The Price of Love

The Price of Love
Erik Deckers
Laughing Stalk Syndicate
Copyright 2008

They say you can't put a price tag on love. That true love is more valuable than money. That money can't buy you happiness.

Apparently they're wrong.

If you're Johnny Valentine of Holly Springs, Mississippi, it turns out you can put a price tag on love. Actually, you can put a price tag on "society, companionship, love, and affection," plus "the loss of sexual relations."

To Valentine, that's worth $750,000.

That's how much Mississippi millionaire Jerry Fitch has to pay Valentine after stealing Valentine's wife.

In 1997, Sandra Valentine went to work for Fitch, a prominent businessman, oil man, and big-shot real estate guy. Shortly thereafter, Fitch and Sandra began having an affair, and in 1999, she gave birth to Fitch's daughter.

Which means Valentine can't make any "son of a Fitch" jokes.

Sandra originally denied the affair or that their new daughter wasn't Valentine's. But after a paternity test revealed Fitch was the father, Valentine divorced his two-timing wife, and Sandra married her lover.

Just a slow day at the office for Jerry Springer.

Mississippi has an old state law that permits a spouse to sue for damages based on the aforementioned loss of society, companionship, yadda yadda yadda. So Valentine decided that as the cuckolded husband, he was entitled to some of Fitch's riches.

Valentine was granted the three-quarters of a mil by a Mississippi jury, but Fitch must have thought Sandra wasn't worth it, because he appealed the verdict to the Mississippi Supreme Court.

Valentine won again, so Fitch appealed it again to the U.S. Supreme Court. But the Supremes refused to hear the appeal, thus upholding the lower court's ruling.

In other words, while money can't buy happiness, Fitch bought himself $750,000 worth of society, companionship, love, affection, and sexual relations.

Which means Fitch will spend the rest of his life wondering if it would have just been simpler to register at instead.

I hope she's worth it. I wouldn't even pay five bucks to shake Paris Hilton's hand.

Valentine's suit was based on an antiquated law that says a wife is a man's property, just like cattle. And when Fitch stole his property, Valentine thought he deserved compensation.

(The concept of wife as property goes all the way back to the Teutonic tribes of 10th century Germany, so if you want to write any angry letters, write to the Germans, not me.)
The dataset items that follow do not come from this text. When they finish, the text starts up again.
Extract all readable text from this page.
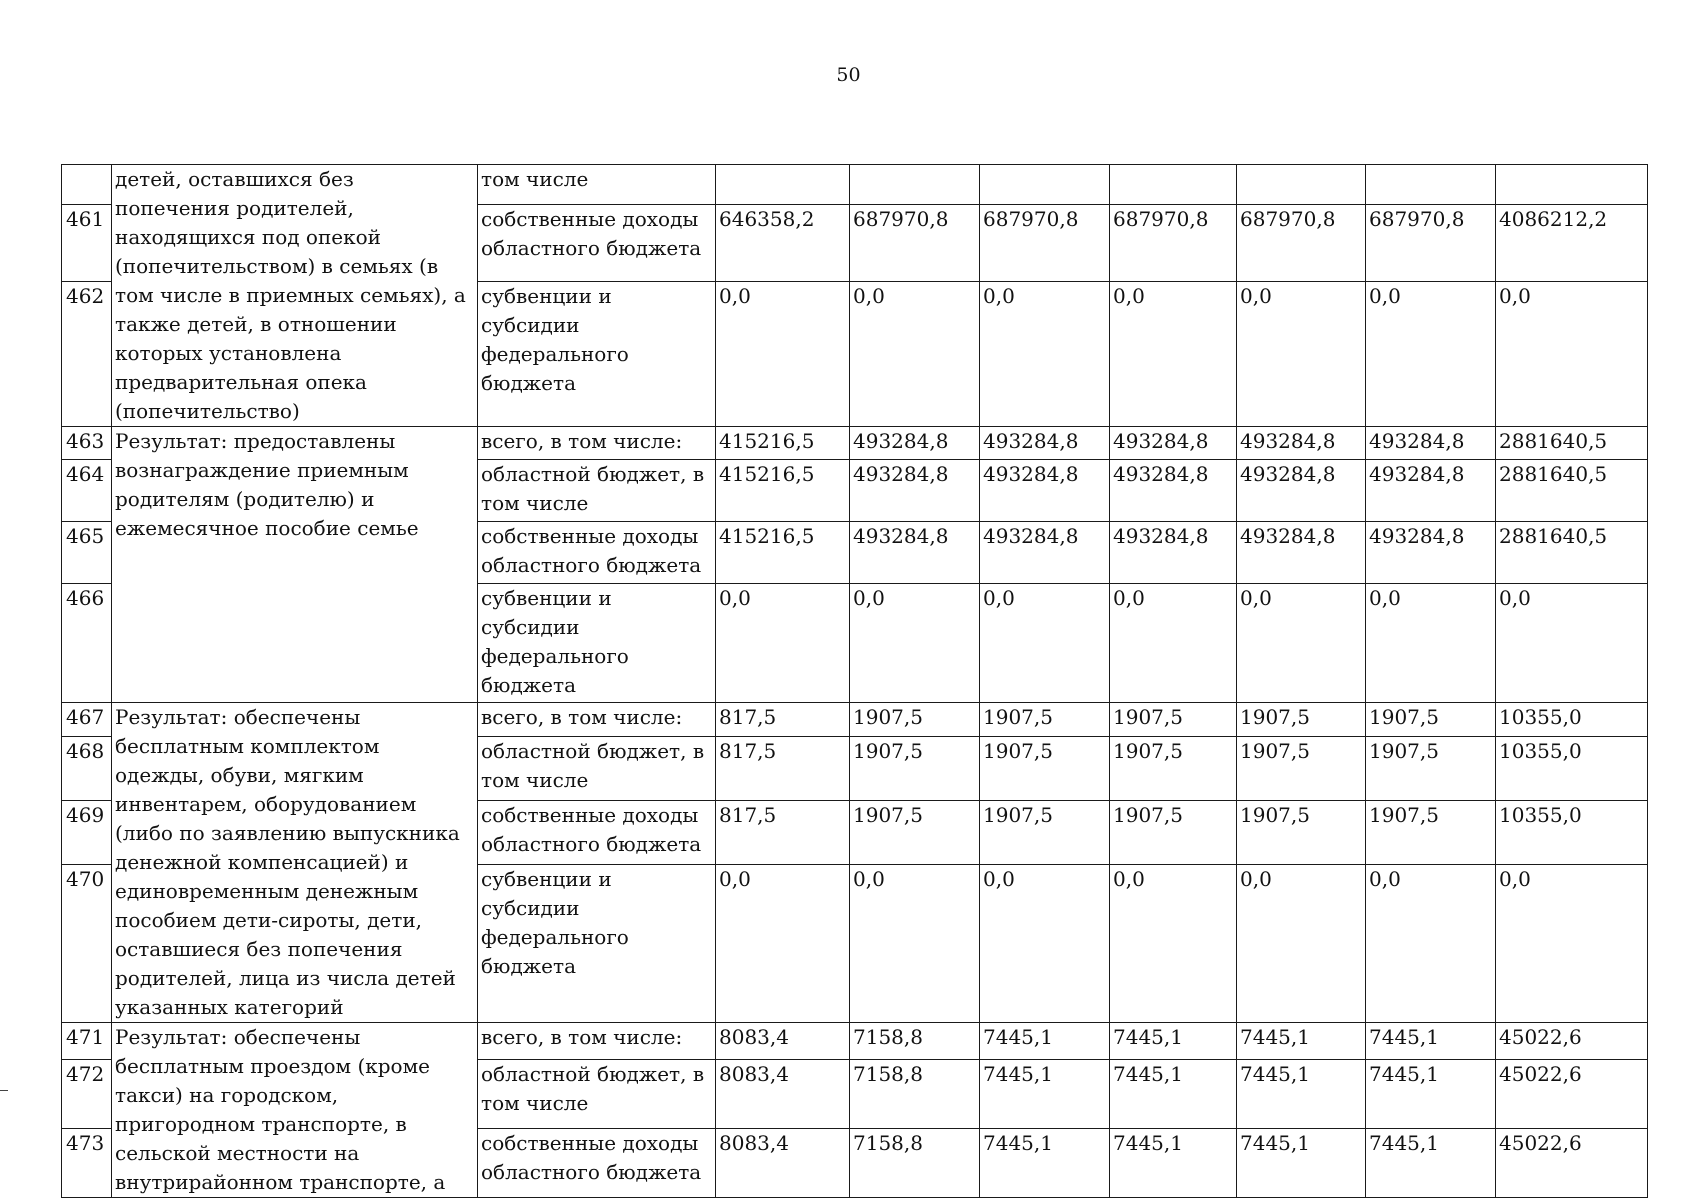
50
	детей, оставшихся без попечения родителей, находящихся под опекой (попечительством) в семьях (в том числе в приемных семьях), а также детей, в отношении которых установлена предварительная опека (попечительство)	том числе							
461		собственные доходы областного бюджета	646358,2	687970,8	687970,8	687970,8	687970,8	687970,8	4086212,2
462		субвенции и субсидии федерального бюджета	0,0	0,0	0,0	0,0	0,0	0,0	0,0
463	Результат: предоставлены вознаграждение приемным родителям (родителю) и ежемесячное пособие семье	всего, в том числе:	415216,5	493284,8	493284,8	493284,8	493284,8	493284,8	2881640,5
464		областной бюджет, в том числе	415216,5	493284,8	493284,8	493284,8	493284,8	493284,8	2881640,5
465		собственные доходы областного бюджета	415216,5	493284,8	493284,8	493284,8	493284,8	493284,8	2881640,5
466		субвенции и субсидии федерального бюджета	0,0	0,0	0,0	0,0	0,0	0,0	0,0
467	Результат: обеспечены бесплатным комплектом одежды, обуви, мягким инвентарем, оборудованием (либо по заявлению выпускника денежной компенсацией) и единовременным денежным пособием дети-сироты, дети, оставшиеся без попечения родителей, лица из числа детей указанных категорий	всего, в том числе:	817,5	1907,5	1907,5	1907,5	1907,5	1907,5	10355,0
468		областной бюджет, в том числе	817,5	1907,5	1907,5	1907,5	1907,5	1907,5	10355,0
469		собственные доходы областного бюджета	817,5	1907,5	1907,5	1907,5	1907,5	1907,5	10355,0
470		субвенции и субсидии федерального бюджета	0,0	0,0	0,0	0,0	0,0	0,0	0,0
471	Результат: обеспечены бесплатным проездом (кроме такси) на городском, пригородном транспорте, в сельской местности на внутрирайонном транспорте, а	всего, в том числе:	8083,4	7158,8	7445,1	7445,1	7445,1	7445,1	45022,6
472		областной бюджет, в том числе	8083,4	7158,8	7445,1	7445,1	7445,1	7445,1	45022,6
473		собственные доходы областного бюджета	8083,4	7158,8	7445,1	7445,1	7445,1	7445,1	45022,6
Sandra should feel proud that she's worth $750,000 to Fitch. Whenever she wonders whether he really loves her, he can show her the checkbook and say "I love you thi-i-i-i-s much." And she can also rest assured that he won't cheat on her again, since he's so heavily invested in the relationship.

Many women, including Sandra, are offended that the "women as property" law is still on the books in Mississippi. They don't think they should be treated as cattle.

But if Sandra really was cattle, Fitch got the short end of the deal.

Last February, two Kansas men stole 133 head of cattle worth more than $140,000. At those prices, Fitch could have gotten a herd of nearly 713 steer.

And he got off easy. Apparently, cattle rustling is still a hanging offense in Colorado.

Meanwhile, Mississippi is one of only seven states to have the "alienation of affection" statute on the books – Hawaii, Illinois, New Mexico, North Carolina, South Dakota, and Utah are the others.

In other words, Colorado places a higher value -- your life -- on cattle than those other states place on a man's wife.

Talk about your family values.

Mississippi is not the only state to award big damages. In 2001, North Carolina awarded $2 million -- 1,901 cattle -- in a similar case in 2001.

Does this mean that Mississippi wives aren't worth as much as North Carolina wives? Or did Valentine just shoot too low?

In October 2007, Fitch told "Good Morning America," that his case was about principle, not just the money.

Not just the money? Not JUST the money?

In other words, it's partly about the money.

Which makes me wonder if Fitch might be looking at his new wife and seeing her head atop a big bag of money with wings on it. Like in the cartoons when a dog looks at a cat and sees a big steak.

"This alienation of affection law is only in seven states in the United States now," Fitch told Good Morning America. "It needs to be off the books. This is not right."

Maybe not, but neither is adultery or coveting a man's wife. Just be happy you're not living in the Old Testament days where they stoned you for that.

They just fined you if you stole livestock.